The wheel is not quite finished yet...
So now you know the color of my interior metal trim, and I have to be very careful working on the interior of the car from here on so I don't scratch anything.

Saturday, February 8, 2014

Climatizer

Today, I put the heater core and surround in the car.

First, out comes the front seat: on an old Studebaker, the heater, which is called a "climatizer,"  goes under the passenger side of the front seat. I then removed the cover plate since my car didn't come with heat originally.

Unfortunately, because of the batwing I installed earlier, I couldn't maneuver the surround into position with the front tube in place.


A quick trip over to the drill press to drill out a single spot weld, and the tube was off and the surround dropped into place.

  
 
I was then able to slide the tube into place, and fix it with a small nut and bolt.


Now it is time to fit the heater core into place. First, I recreated some thick gaskets/padding material from some old dense foam exercise matting that was the right thickness.


Then the heater core drops into place.


Not wanting that pretty new heater core exposed like that, I went ahead and cleaned and painted the top cover--which not only protects the core but is designed to divert some of the heat over to the driver's side of the car.  However, I must've not got it cleaned well enough--or it wasn't warm enough in the garage--as I got some fish-eyes in the paint. That's an easy fix later as it is only 3 bolts and I can leave the seat in position to do that.  But here it is for now, and it is ready to finish up the rest of the cooling system.


Friday, February 7, 2014

Fuel pump and line

With over a foot of snow in the last 24 hours, most of our little town (including where I work) was closed down. This, of course,  gave me a chance to work on the Stude.

Although the metal fuel line on the Studebaker wasn't leaking, I didn't trust it. Hard telling what was lurking on the inside, and it had a slightly coppery sheen to it which isn't right for a fuel line. I had bought some replacement, so underneath the car I went to figure out where I wanted the bends in the line to go. I decided to start at the tank, and work my way to where I was going to mount the fuel pump on the frame.

It is hard to make out the line, so I added a few arrows.
Then it was time to install the pump.  Electric pumps are better at pushing fuel than pulling it, so I found a location on the frame as close to the tank as possible at a low point on the frame. There was even a convenient hole already there.

Note the fuel filter between the pump and tank. Electric fuel pumps like clean fuel.
The front part of the line was easier to route as there were very few bends. I put in a section of rubber hose near the front of the engine to allow for some flex, then routed hard line up behind the water pump to the fuel pressure regulator. Some additional sections of rubber hose, a fuel filter, and then connected it to the carb to complete the job.

I ran out of clamps but that's an easy fix.


Sunday, February 2, 2014

Fuel tank

With the tank back, it is time to put in the fuel system. First off, the fuel tank.

I started with a little touch up paint, then after it dried, I installed the fuel gauge sending unit. Here's the tank all ready to go into the car (or so I thought at the time):

My camera's flash does not agree with the tank.
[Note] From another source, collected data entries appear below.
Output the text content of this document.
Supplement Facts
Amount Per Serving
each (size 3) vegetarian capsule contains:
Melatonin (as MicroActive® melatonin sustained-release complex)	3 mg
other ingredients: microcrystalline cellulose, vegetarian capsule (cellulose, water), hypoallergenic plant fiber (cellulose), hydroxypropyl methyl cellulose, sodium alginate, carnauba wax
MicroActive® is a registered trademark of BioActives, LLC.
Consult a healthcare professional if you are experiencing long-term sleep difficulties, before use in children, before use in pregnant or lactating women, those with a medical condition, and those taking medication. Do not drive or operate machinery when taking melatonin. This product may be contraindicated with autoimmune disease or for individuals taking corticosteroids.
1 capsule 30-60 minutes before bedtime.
It appears satin black in person.
Then, after a bit of wrangling, I managed to bolt it into place:

What is with the weird reflections!
Then, after about an hour struggling to get the rubber hose that connects the tank to the filler tube, I decided to take a break and read the manual. I know, who can't figure out how to bolt in something as simple as a gas tank, right?

The fuel filler assembly has to be installed before the tank is in place. Argh! So off comes the tank. However, I didn't have enough room underneath the car to maneuver it into place with the filler in the correct position, so had to loosen the clamp and rotate the filler tube 180-degrees to fit the tank into place. Of course, this required removing the left rear fender (only held on by 5 bolts at this point, so an easy task.) Then, once in position, I turned the filler up into place and tightened up the clamp.


Well that took a bit longer than expected, but I'm glad it is done. Off to watch the super bowl!